Он показывает книгу с фотографиями газеты «Атака», заголовки статей: «Уничтожить самурайскую банду!», «Подлый враг зажат в железное кольцо…»

— Чувствуете дух того времени? Пахло мировой войной, фашисты уже проглотили большой кусок Европы, мы должны были быть готовы отразить возможное нападение, и тон статей — резкий, военный.

— Расскажите, как ваш таранный бой проходил?

— Да просто. Я на него на встречном курсе пошел. Кто струхнет и первым свернет? Про себя знаю: я — ни за что! Значит, самурай должен свернуть! Он тоже не свернул, а когда оставалось всего ничего до столкновения, поднял нос передо мной, подставив брюхо… Вот так…

Витт Федорович достал из шкафа две модели самолетов — серебристого «ишачка» и черного, незнакомого («Это мне техник мой сделал на память»). Его руки ведут самолеты навстречу друг другу. В сантиметре от серебристого черный поднимает нос и подставляет незащищенное брюхо.

— Тут я его винтом снизу — под фюзеляж. Удар! Все!

Он показал, как серебристый пронесся, рубанув винтом, и пока черный падал свечой вниз, серебристый, медленно крутясь, по спирали шел к земле. И в нем был молодой Витт Скобарихин. Как-то ему там, после страшного удара?

— Я на какой-то момент сознание потерял. Удар был ошеломляющий, показалось, выбрасывает меня из самолета. С этой мыслью сознание и отключилось. Пришел в себя, сразу опробовал мотор, а он дрожит как в лихорадке, не тянет. Рули не слушаются. Собрался прыгать, хотел отстегнуть ремни, а они порваны! Вот так силища удара! Тогда почувствовал, что живот и грудная клетка болят, да не до того было. Гляжу, земля еще далеко — тысячи две метров, время есть мотор укротить, так попробую. Начал спокойно подбирать режимы. То прибавлю газ, то убавлю. Начал мой самолет выходить за горизонт. Гляжу, моя эскадрилья разогнала японцев. Значит, можно мне домой лететь. Добрался, доложил Григорию Кравченко — прославленный летчик был, за бои в небе Китая Звезду Героя получил, за Халхин-Гол — вторую. Он с недоумением говорит: «Как же это ты при лобовом таране — и жив остался? Может, не лобовой?» Тут техник Танетко докладывает: «Кусок черной резины от колеса с японскими иероглифами торчит в фюзеляже «ишака», так что таран лобовой был».

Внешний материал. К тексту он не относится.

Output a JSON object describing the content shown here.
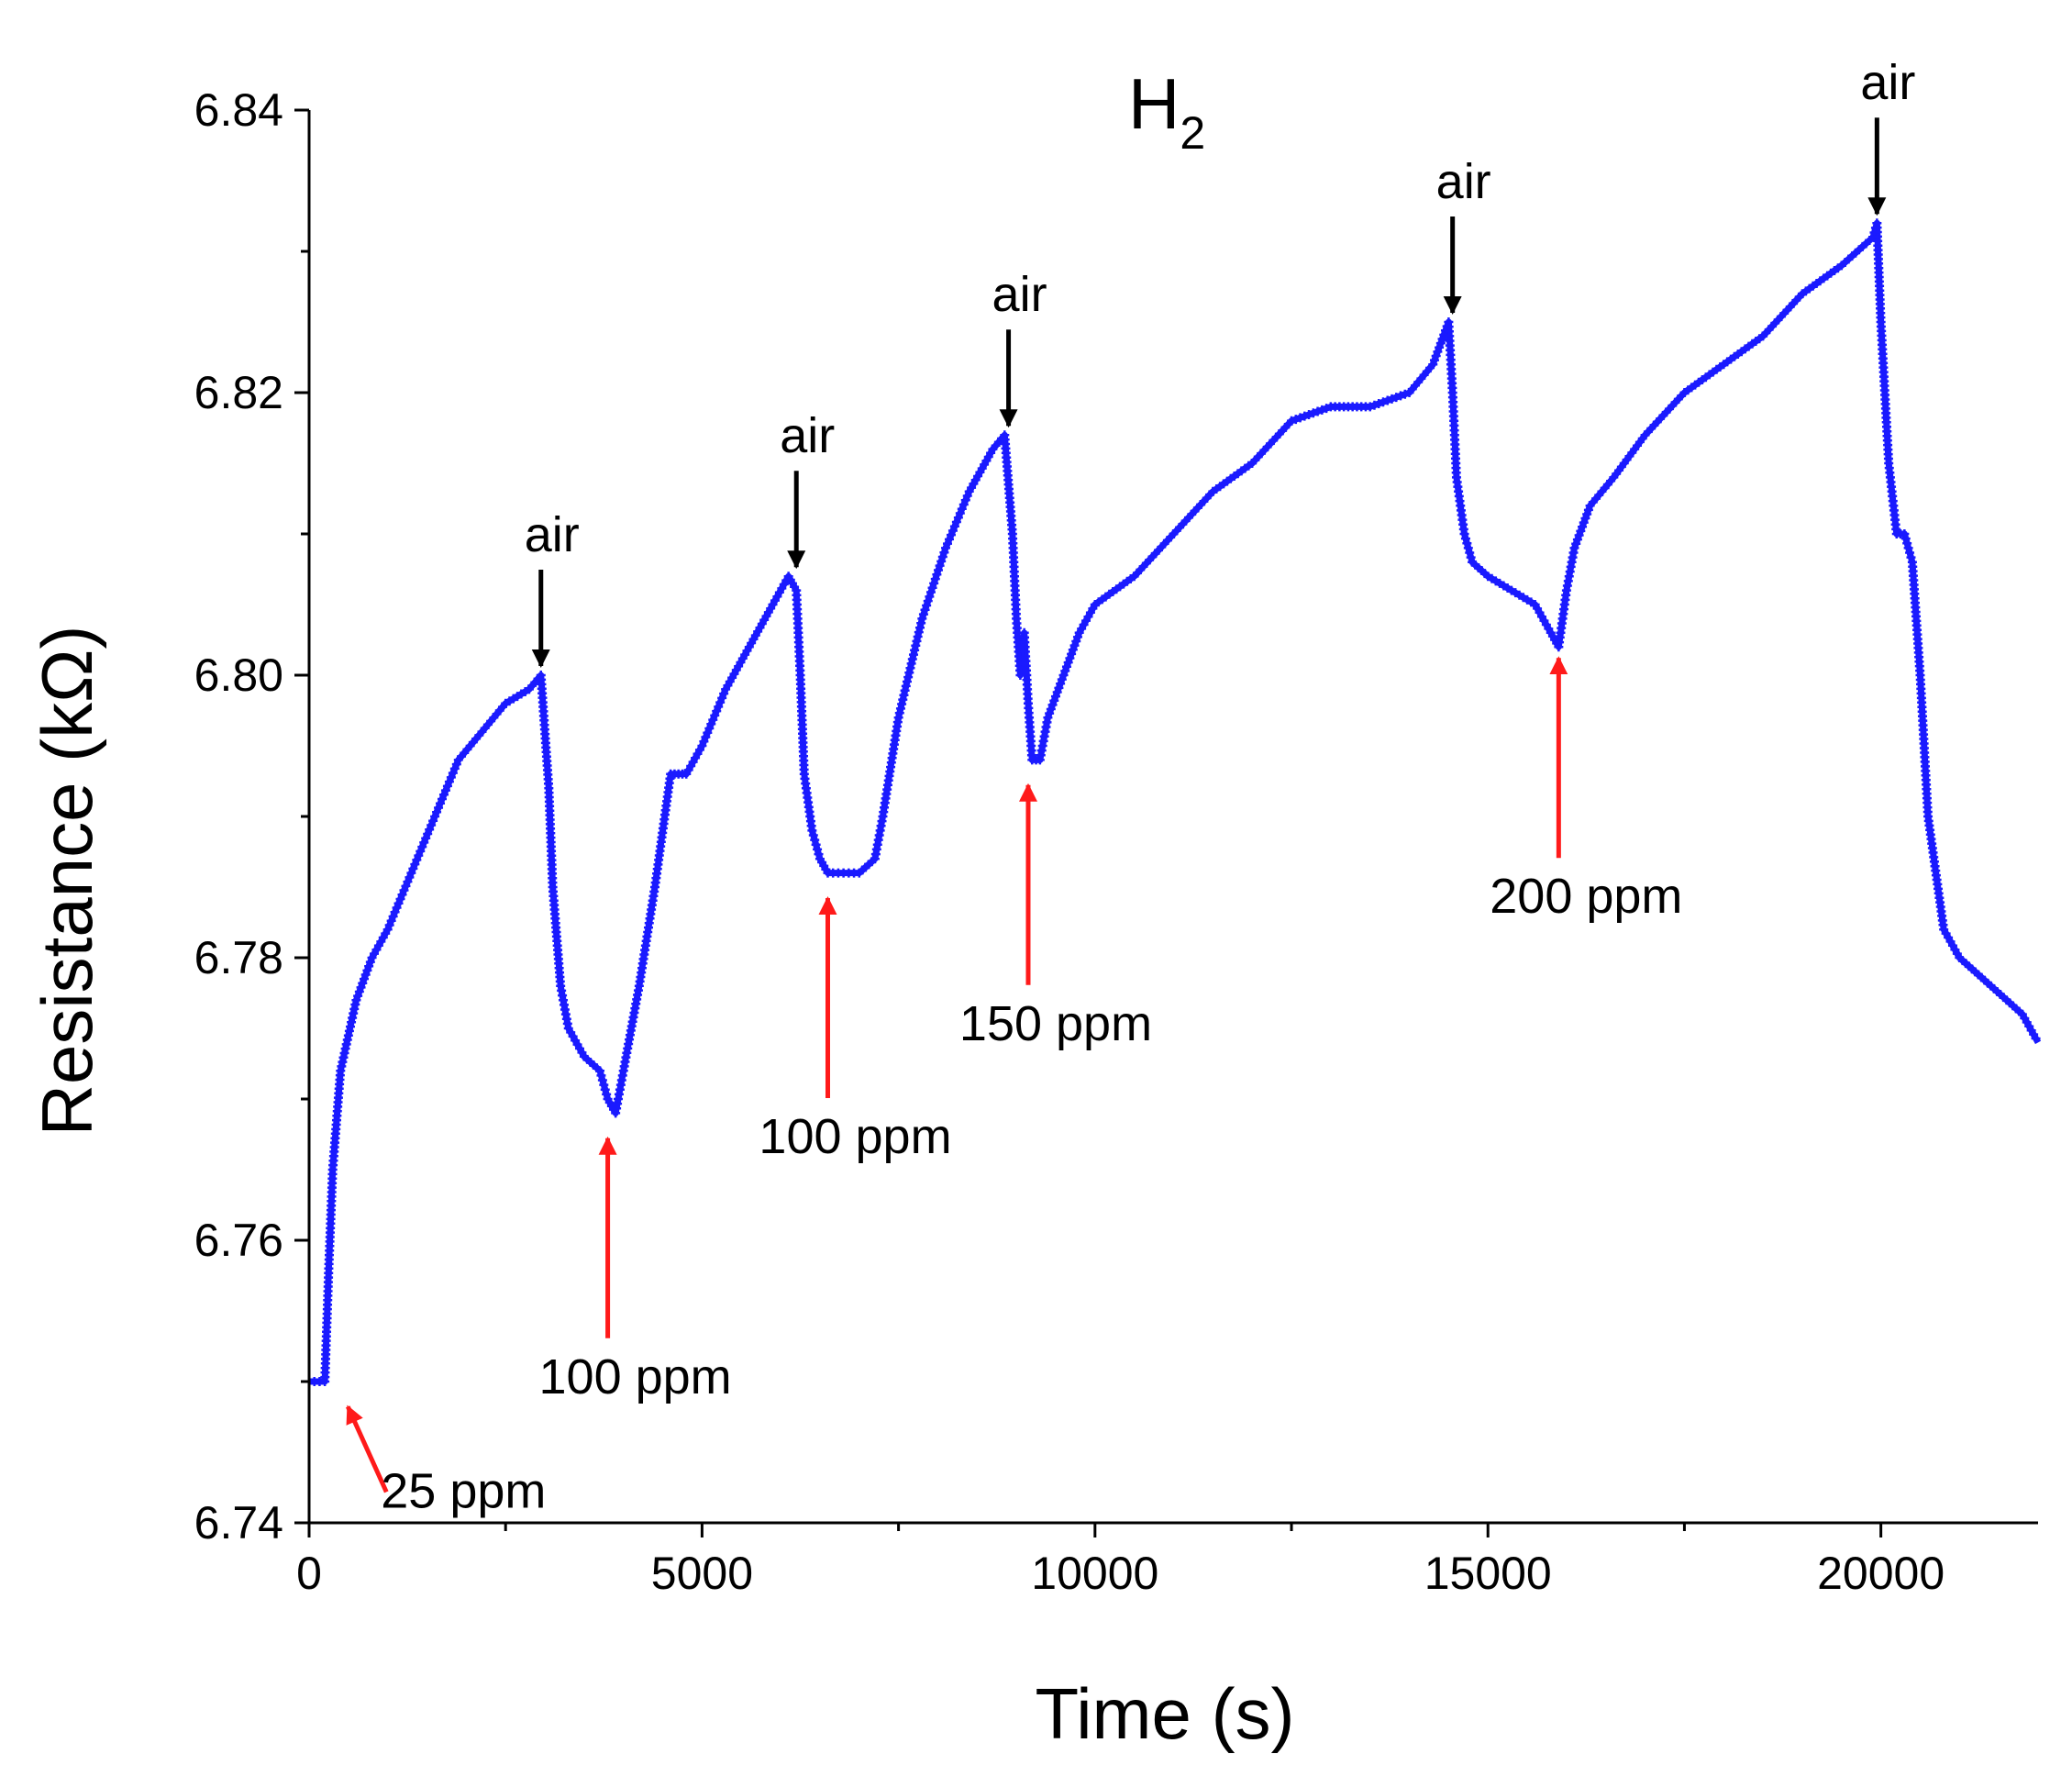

В общем, еще бы пять сантиметров — и удар пришелся бы не о резиновое колесо японской машины, а о металлическую ногу. Тут бы мне и конец! — закрутил головой Скобарихин, удивляясь счастливой случайности и себе самому, молодому, рисковому. — Да, прилетели мои хлопцы, а я в сторонке стоял. Слышу, Федя Голубь, которому я руководство эскадрильей передал, когда в лобовую на того самурая решил пойти, докладывает: «Боевое задание выполнено. Комэск Скобарихин, спасая Вусса, таранил самолет противника и погиб. Вусс сел на вынужденную».

А у самого слезы в голосе.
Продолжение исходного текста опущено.